The project will see 14,000 tonnes of soil shifted to the site off Seagate Road so the dead can be buried 1.1 metres above the water table.

An application from the parish council for a burial ground on the allotments was thrown out three years ago because of the flood risk – so parish councillors went back to South Holland’s planning committee with an application to raise the height of the land by 1.2 metres.

District councillors for Long Sutton Andy Tennant and David Wilkinson opposed the application at South Holland’s planning committee on Wednesday.

But it was given the go-ahead by nine votes to four.

Coun Tennant is the son of former Long Sutton councillor Dennis Tennant, who died last year.

He said: “My late father’s comments on this one were ‘I don’t want to be buried with the cabbages and the cauliflowers’. Fortunately or unfortunately he didn’t live to see the day when there’s a new cemetery on allotments.

Coun Tennant was staggered by the number of lorry loads of soil it will take to make the land ready for burials.

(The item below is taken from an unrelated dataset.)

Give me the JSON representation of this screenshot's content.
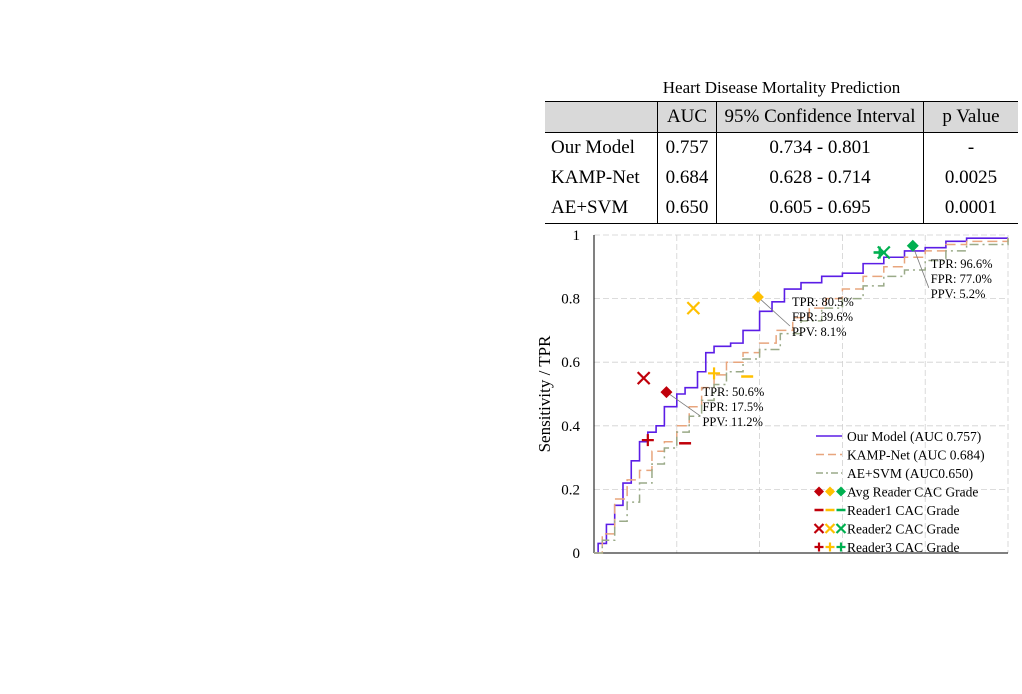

“Somebody’s got to pay for this operation and I know that’s not our decision as planners,” he said. “I think we could be developing a cemetery that’s going to be more difficult to build than the pyramids.”

He said the cemetery application site was too far out of town for most people to visit on foot and there were far better alternative sites in Long Sutton.

Coun Wilkinson said: “I think it’s quite a bizarre thing to do to raise it up.”

Part-time undertaker Coun Elizabeth Sneath was worried the access was not wide enough for hearses.

Committee chairman Roger Gambba-Jones said the first application was rejected on flood risk alone – not the suitability of the site or the access and those issues could not be revisited.

Coun Chris Brewis warned it would be years before anyone could be buried because it would take so long for the ground to settle.

Seven residents, most in Seagate Road, wrote letters of objection to the district council.